Why Enterprise Matters

At the beginning of this century in year 2000, the average enterprise worker was using technology at least on par with anything else available elsewhere. By 2010, consumer technology had surpassed enterprise technology and products in just about every conceivable way. Google empowered every consumer to access information faster, cheaper while Facebook delivered a worldwide platform capable of handling a Billion users with few tens of milliseconds of latency, composite apps, and capable of ingesting tens of terabytes of new data every day. iPhones, Android, and iPads brought mobility to media, web, and apps while Twitter was on its way to becoming the messagebus of the world. Consumers could store and sync across devices and locations with Dropbox or Box, or stream movies on demand direct to most screens with Netflix. It is clear that 2000-2010 was the decade of consumer computing.

Looking forward to the next ten years, there is increasing excitement about the Enterprise market in silicon valley. I think we have seen waves of innovation form and deliver change in enterprise: the first big wave was the introduction of computing, the second was the Internet, and the third is a combination of cloud, big-data, and mobility. 

There are some clear reasons for this enthusiasm:

First, for about a decade and a half, technology startups have tried to sell solutions that can be broadly classified as either faster, cheaper, or more efficient. Touting ‘lower TCO’ or ‘lower opex’, these products aimed to save money for their customers but never really enabled new products or revenue for their customers. Today, for the first time since the arrival of Internet as a business reality, startups are creating products for the enterprise that enable the enterprise to create new lines of business and new revenue in addition to being faster/cheaper. This is particularly true in Enterprise Infrastructure where consumer platforms have already demonstrated scale, ability, and innovation never seen in enterprise products. Today, there is no reason why the technology stack in use at Twitter or Facebook should not be leveraged for GE or Walmart or the next 5000 enterprise IT operations – not merely to save them money, rather to enable new lines of business and revenue so that they can compete against new online businesses.

Second, software-as-a-service is now the dominant mode of delivery of most new applications for enterprise. While enterprise CIOs are changing over to this service-driven app consumption model, they are also facing a simultaneous change across all their resource layers – Computation, Storage , and Networking. Amazon and to some extent Google have proven you can leverage resources available anywhere (Cloud) across the Internet for your business operations whether you are a startup or the largest enterprise on the planet. This dual change presents most enterprises with perhaps the most complex challenge since the arrival of desktop computers for their workforce.  Solving this challenge will create large and long lasting opportunities for many startups and established vendors (IBM) alike. As if this challenge wasn’t enough, mobility is now a potential standard feature across all applications and requires deep changes to presentation, logic, and database layers. Startups targeting this particular field must remember that the “S” in SDN or SDDC must stand for “service”, not software.
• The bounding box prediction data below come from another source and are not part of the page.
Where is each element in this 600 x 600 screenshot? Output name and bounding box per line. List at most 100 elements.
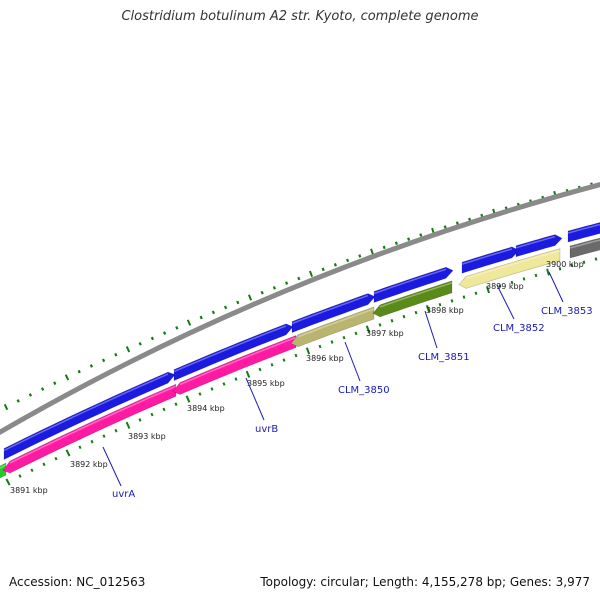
- inner-tick: [42, 462, 46, 467]
- inner-tick: [234, 377, 238, 381]
- inner-tick: [114, 428, 118, 433]
- cds-forward-4: [373, 266, 454, 303]
- kbp-label-3895: 3895 kbp: [247, 379, 285, 388]
- outer-tick: [394, 241, 398, 245]
- gene-labels: uvrA uvrB CLM_3850 CLM_3851 CLM_3852 CLM…: [112, 306, 593, 500]
- outer-tick: [114, 352, 118, 357]
- outer-tick: [358, 254, 362, 258]
- kbp-labels: 3891 kbp 3892 kbp 3893 kbp 3894 kbp 3895…: [10, 260, 584, 495]
- inner-tick: [498, 284, 502, 288]
- cds-forward-3: [291, 293, 376, 334]
- inner-tick: [245, 370, 251, 378]
- inner-tick: [486, 286, 490, 294]
- uvrA-leader: [102, 446, 122, 487]
- outer-tick: [333, 263, 337, 267]
- outer-tick: [321, 267, 325, 272]
- inner-tick: [90, 439, 94, 444]
- CLM_3850-leader: [344, 341, 361, 382]
- inner-tick: [150, 412, 154, 417]
- inner-tick: [102, 434, 106, 438]
- genome-backbone: [0, 182, 600, 436]
- gene-uvrA: [2, 383, 177, 474]
- kbp-label-3899: 3899 kbp: [486, 282, 524, 291]
- outer-tick: [53, 381, 57, 386]
- inner-tick: [305, 347, 311, 355]
- topology-text: Topology: circular; Length: 4,155,278 bp…: [260, 575, 590, 589]
- outer-tick: [308, 270, 314, 278]
- inner-tick: [425, 304, 431, 313]
- reverse-gene-track: [0, 237, 600, 479]
- inner-tick: [162, 407, 166, 412]
- outer-tick: [419, 233, 423, 237]
- outer-tick: [3, 403, 9, 411]
- inner-tick: [222, 382, 226, 386]
- outer-tick: [236, 300, 240, 305]
- CLM_3853-leader: [548, 271, 564, 303]
- forward-cds-track: [3, 222, 600, 460]
- outer-tick: [272, 286, 276, 290]
- outer-tick: [28, 393, 33, 397]
- cds-forward-2: [173, 323, 294, 382]
- outer-tick: [162, 331, 167, 335]
- inner-tick: [198, 392, 202, 396]
- outer-tick-row: [3, 182, 594, 411]
- inner-tick: [438, 302, 442, 307]
- inner-tick: [258, 367, 262, 372]
- inner-tick: [570, 263, 574, 268]
- kbp-label-3891: 3891 kbp: [10, 486, 48, 495]
- outer-tick: [64, 374, 70, 381]
- inner-tick: [138, 418, 142, 422]
- outer-tick: [186, 319, 192, 326]
- outer-tick: [175, 326, 179, 330]
- inner-tick: [474, 291, 478, 295]
- inner-tick: [318, 344, 322, 349]
- outer-tick: [346, 258, 350, 263]
- inner-tick: [378, 323, 382, 327]
- outer-tick: [211, 310, 216, 315]
- gene-CLM_3850: [290, 306, 375, 348]
- inner-tick: [342, 335, 346, 340]
- inner-tick: [390, 318, 394, 323]
- gene-label-CLM_3853: CLM_3853: [541, 306, 593, 317]
- outer-tick: [260, 290, 264, 295]
- outer-tick: [40, 387, 45, 391]
- inner-tick: [282, 358, 286, 362]
- inner-tick: [5, 478, 11, 486]
- uvrB-leader: [245, 377, 265, 421]
- inner-tick: [582, 260, 586, 264]
- gene-uvrB: [172, 335, 297, 395]
- outer-tick: [125, 346, 131, 353]
- inner-tick: [414, 310, 418, 315]
- inner-tick: [510, 280, 514, 285]
- cds-forward-6: [515, 234, 563, 258]
- inner-tick: [78, 445, 82, 450]
- inner-tick: [462, 295, 466, 299]
- inner-tick: [30, 468, 34, 473]
- inner-tick: [330, 340, 334, 344]
- outer-tick: [247, 294, 253, 301]
- outer-tick: [138, 342, 142, 346]
- kbp-label-3894: 3894 kbp: [187, 404, 225, 413]
- outer-tick: [468, 217, 472, 222]
- inner-tick: [534, 273, 538, 278]
- inner-tick: [558, 267, 562, 271]
- kbp-label-3897: 3897 kbp: [366, 329, 404, 338]
- gene-label-uvrB: uvrB: [255, 424, 278, 435]
- inner-tick: [210, 387, 214, 391]
- gene-label-CLM_3850: CLM_3850: [338, 385, 390, 396]
- outer-tick: [199, 315, 203, 320]
- gene-label-CLM_3852: CLM_3852: [493, 323, 545, 334]
- inner-tick: [65, 449, 71, 457]
- outer-tick: [370, 248, 374, 255]
- outer-tick: [382, 245, 386, 250]
- kbp-label-3893: 3893 kbp: [128, 432, 166, 441]
- outer-tick: [285, 281, 289, 285]
- gene-label-CLM_3851: CLM_3851: [418, 352, 470, 363]
- outer-tick: [150, 336, 155, 341]
- kbp-label-3896: 3896 kbp: [306, 354, 344, 363]
- accession-text: Accession: NC_012563: [9, 575, 146, 589]
- gene-CLM_3852: [458, 248, 561, 289]
- gene-label-uvrA: uvrA: [112, 489, 135, 500]
- gene-CLM_3851: [372, 280, 453, 318]
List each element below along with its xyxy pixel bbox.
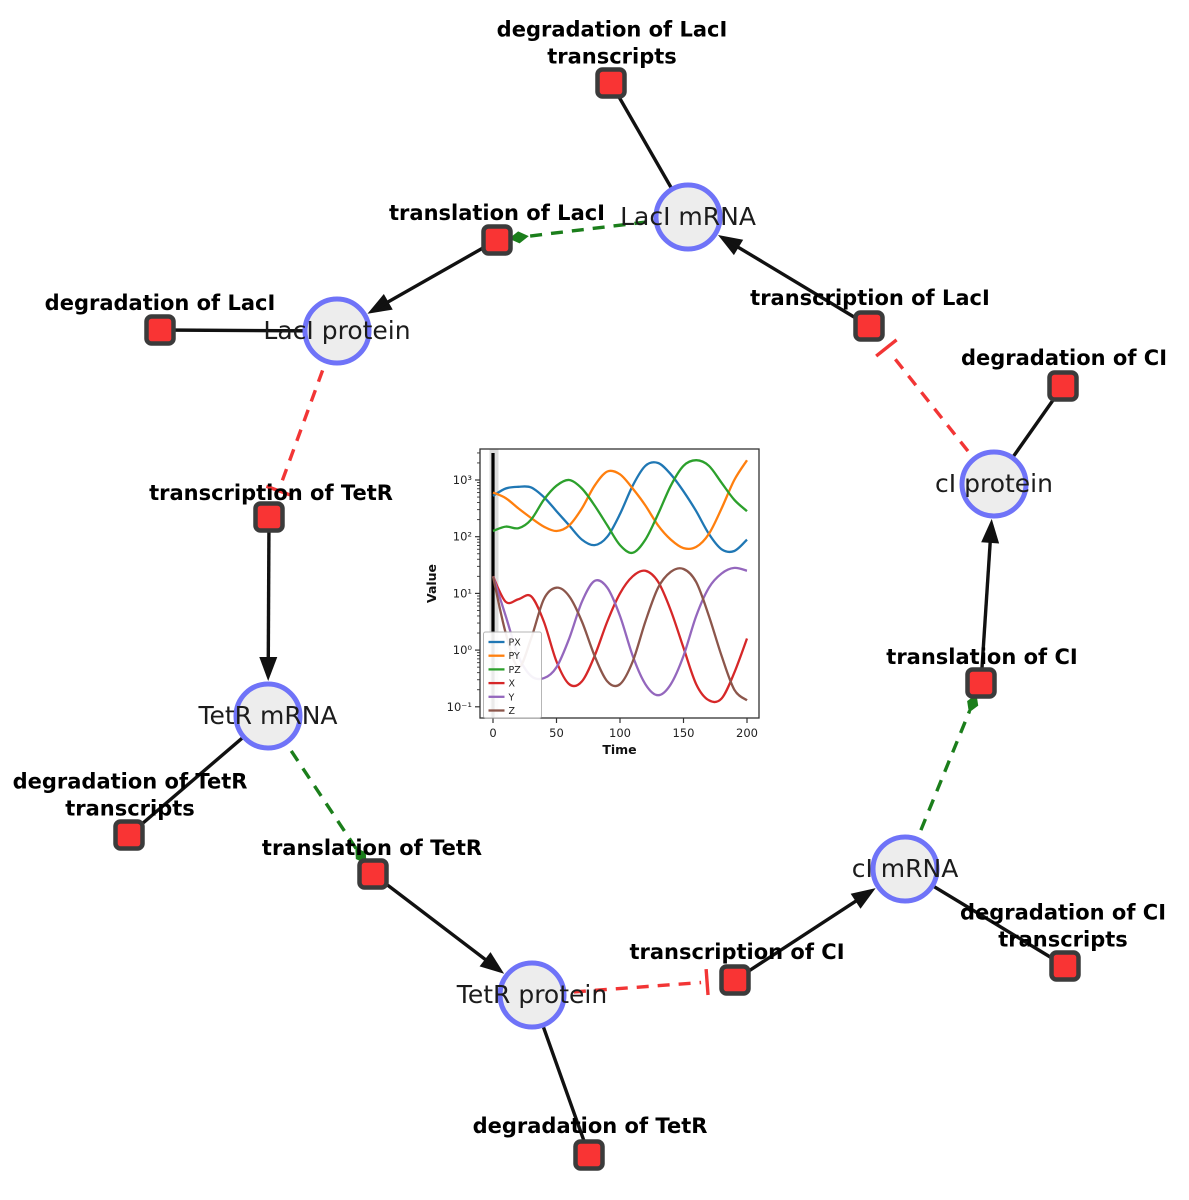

And finally, the ability to manipulate, transform, and store unprecedented amounts of data (Big Data) for enterprise enables them to derive real-time intelligence and actionable information for their customers, partners, and suppliers. This Data-Intelligence segment alone has the potential to create a market as momentous as the Enterprise Software market that began with the founding of Systemanalyse und Programmentwicklung (“System Analysis and Program Development) in 1972, Software Development Labs in 1977 and Gupta Software in 1984.

Taken together, these innovations promise to deliver productivity gains that will rival those delivered by the first two waves (computing, Internet) in the enterprise.  Such productivity boost, coupled with new business capabilities has the potential to increase revenue and boost profit margins for enterprise customers that can leverage these advances. This is the beginning of a great new enterprise market for startups.

It is time to build the future of enterprise – starting now.